Приняв постриг, лапы мои обмякли, поэтому о порче обоев или человечьей одежды можно было на время забыть. Зато я отыгрывался на цветах в комнате бабуси. На подоконнике у нее расположилась целая оранжерея. Герань клубилась, бильбергия топорщилась, крестовник роули… нет, крестовник роули рос просто, тихо и неприметно. Но моим любимцем был Aloe arborescens. Его экстрактом бабушка лечила всю семью от насморка. Твердые листы алоэ неохотно поддавались моим клыкам, но когда я наконец с хрустом их прокусывал, то горький и приятный сок растекался по моим внутренностям и бодрил меня и пьянил. Бабушка, конечно, замечала следы клыков на стеблях и листочках, но была в высшей степени снисходительна и терпелива к моим проказам. В некотором смысле она и меня считала чем-то сродни цветку. И, скажем так, не смела вмешиваться в жизнь дикой природы и регулировать ее законы, к которым она относилась с тем большим почтением, что они были ей совершенно неизвестны.
Я долго не мог понять, что я должен делать, но очень быстро понял, чего я точно не должен делать никогда. В первую очередь запреты касались сферы мочеиспускания и калоизвержения. Разумеется, обычно я справлял нужду в специально устроенный для этой цели лоток. Но однажды все-таки не удержался и испытал судьбу, оставив по артефакту в том и другом сапоге мамы Лены. Этими же самыми сапогами я был немедленно бит.
Затем мне строго-настрого запрещено было есть с человеческого стола. Мне и так этого не особо хотелось, но жизнь в дворовой коммуне, где все запросто, где все общее, давала о себе знать. Резким движением меня смахивали со стола (между прочим, так я обнаружил в себе счастливое умение всегда приземляться на лапы). Добавлю, что никакие увещевания и угрозы не действовали, если на столе оказывался трехпроцентный творог “Саввушка”.

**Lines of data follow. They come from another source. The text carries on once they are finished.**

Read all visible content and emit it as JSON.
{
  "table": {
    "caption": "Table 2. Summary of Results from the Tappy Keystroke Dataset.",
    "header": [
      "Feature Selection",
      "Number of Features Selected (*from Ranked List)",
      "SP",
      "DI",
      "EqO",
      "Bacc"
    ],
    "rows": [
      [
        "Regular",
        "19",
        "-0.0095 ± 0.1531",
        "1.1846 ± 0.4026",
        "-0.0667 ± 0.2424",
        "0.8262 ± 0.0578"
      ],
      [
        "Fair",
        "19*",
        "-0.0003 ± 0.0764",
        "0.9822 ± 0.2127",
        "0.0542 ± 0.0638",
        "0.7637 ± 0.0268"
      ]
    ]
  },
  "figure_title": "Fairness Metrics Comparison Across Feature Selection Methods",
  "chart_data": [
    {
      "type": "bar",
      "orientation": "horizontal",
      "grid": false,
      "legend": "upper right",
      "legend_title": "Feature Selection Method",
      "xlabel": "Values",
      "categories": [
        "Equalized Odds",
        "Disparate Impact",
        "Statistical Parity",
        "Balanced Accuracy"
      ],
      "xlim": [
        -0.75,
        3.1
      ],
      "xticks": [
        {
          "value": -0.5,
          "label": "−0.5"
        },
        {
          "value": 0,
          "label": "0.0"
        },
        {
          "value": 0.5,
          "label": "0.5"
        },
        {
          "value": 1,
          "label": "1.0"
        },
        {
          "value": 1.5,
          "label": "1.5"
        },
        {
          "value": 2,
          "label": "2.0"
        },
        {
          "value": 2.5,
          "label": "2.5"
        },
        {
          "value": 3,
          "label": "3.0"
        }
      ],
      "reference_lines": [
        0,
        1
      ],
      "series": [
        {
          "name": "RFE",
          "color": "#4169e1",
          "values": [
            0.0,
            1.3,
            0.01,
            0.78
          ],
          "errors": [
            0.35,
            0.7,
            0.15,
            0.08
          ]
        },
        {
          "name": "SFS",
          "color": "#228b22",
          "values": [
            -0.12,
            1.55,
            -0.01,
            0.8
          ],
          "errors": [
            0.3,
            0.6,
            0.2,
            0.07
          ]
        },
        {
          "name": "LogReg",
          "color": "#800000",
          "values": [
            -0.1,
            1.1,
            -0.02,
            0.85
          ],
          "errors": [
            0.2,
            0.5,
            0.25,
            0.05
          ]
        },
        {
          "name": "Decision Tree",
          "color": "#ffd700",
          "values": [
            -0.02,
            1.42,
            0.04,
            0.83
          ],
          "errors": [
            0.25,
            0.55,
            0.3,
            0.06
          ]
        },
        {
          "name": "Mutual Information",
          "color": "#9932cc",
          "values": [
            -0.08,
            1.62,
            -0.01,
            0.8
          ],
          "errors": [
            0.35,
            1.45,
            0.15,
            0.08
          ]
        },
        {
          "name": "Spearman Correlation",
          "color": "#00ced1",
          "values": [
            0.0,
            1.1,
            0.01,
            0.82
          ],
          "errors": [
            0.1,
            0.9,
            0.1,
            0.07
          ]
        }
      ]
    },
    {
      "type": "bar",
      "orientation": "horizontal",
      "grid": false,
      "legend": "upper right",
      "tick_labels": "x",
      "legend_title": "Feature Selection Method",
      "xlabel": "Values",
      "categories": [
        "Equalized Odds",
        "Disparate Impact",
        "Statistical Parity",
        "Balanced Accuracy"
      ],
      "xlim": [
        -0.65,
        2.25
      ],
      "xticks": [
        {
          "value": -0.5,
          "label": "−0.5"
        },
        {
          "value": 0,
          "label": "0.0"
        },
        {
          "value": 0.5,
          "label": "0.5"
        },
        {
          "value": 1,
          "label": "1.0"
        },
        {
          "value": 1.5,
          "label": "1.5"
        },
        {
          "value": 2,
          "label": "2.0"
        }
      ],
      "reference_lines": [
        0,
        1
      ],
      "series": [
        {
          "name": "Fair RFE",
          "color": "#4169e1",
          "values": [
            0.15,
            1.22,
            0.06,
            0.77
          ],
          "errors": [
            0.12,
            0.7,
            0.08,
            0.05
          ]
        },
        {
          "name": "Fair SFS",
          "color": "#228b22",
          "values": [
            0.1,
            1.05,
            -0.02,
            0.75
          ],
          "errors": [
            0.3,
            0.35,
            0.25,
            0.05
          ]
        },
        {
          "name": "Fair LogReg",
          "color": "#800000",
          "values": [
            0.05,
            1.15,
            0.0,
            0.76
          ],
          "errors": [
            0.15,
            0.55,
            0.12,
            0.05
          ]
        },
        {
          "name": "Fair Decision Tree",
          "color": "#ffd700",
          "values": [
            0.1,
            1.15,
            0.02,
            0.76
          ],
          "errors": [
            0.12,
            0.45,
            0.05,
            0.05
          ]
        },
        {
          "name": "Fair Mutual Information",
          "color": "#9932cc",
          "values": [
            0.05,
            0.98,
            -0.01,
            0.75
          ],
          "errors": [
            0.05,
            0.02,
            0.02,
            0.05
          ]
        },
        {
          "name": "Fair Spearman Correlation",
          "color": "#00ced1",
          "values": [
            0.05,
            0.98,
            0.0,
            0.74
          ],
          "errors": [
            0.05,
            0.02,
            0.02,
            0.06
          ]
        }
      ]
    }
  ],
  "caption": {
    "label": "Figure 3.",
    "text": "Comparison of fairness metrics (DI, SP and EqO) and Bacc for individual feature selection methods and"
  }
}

В-третьих, спать мне дозволялось везде, кроме человеческой постели. Уж этого я никак принять не мог. Я тепел, шерстист и, если надо, нежен. Но у них было свое мнение на этот счет. Наименьшей толерантностью в этом вопросе, как вы догадываетесь, отличалась мама Лена. Чуть только я засыпал в пролежнях пледа или в любовно обустроенной пещере под одеялом, она тут же лягала меня и сбрасывала прочь. Но я не испытывал к ней ненависти. Скорее, сочувствие. Или жалость, если угодно. К тому же, мне кажется, я был полезен с точки зрения ментальной профилактики, эмоциональной разрядки. Я, кот, оказался козлом отпущения, безропотной тварью, на которой можно было срывать свой гнев и раздражение. Если точкой опоры можно было назвать ее глубокую несчастливость, то в роли рычага выступал я.
Благодаря запретам я смог сделать несколько открытий относительно себя самого. Я не был злопамятен и мстлив. В любой, даже самой опасной для меня ситуации я старался до последнего встать на точку зрения оппонента, оправдать его, докопаться до истоков, обнаружить те импульсы, которые побудили его причинить мне зло/боль/страдание[8].
Я быстро понял, что от меня требовалось: смягчать нравы Пасечников. Правда, если не считать мамы Лены, нравы домашних и так были куда как мягки. Так что, скорее, мне вменялось разводить черные тучи на небосклоне Пасечников, разряжать грозовую атмосферу в доме. Урчать, ластиться, совершать неловкие прыжки (они особенно умиляли моих домочадцев), часто лежать на спине, раздвинув лапы. Я счастливо справлялся со своей миссией.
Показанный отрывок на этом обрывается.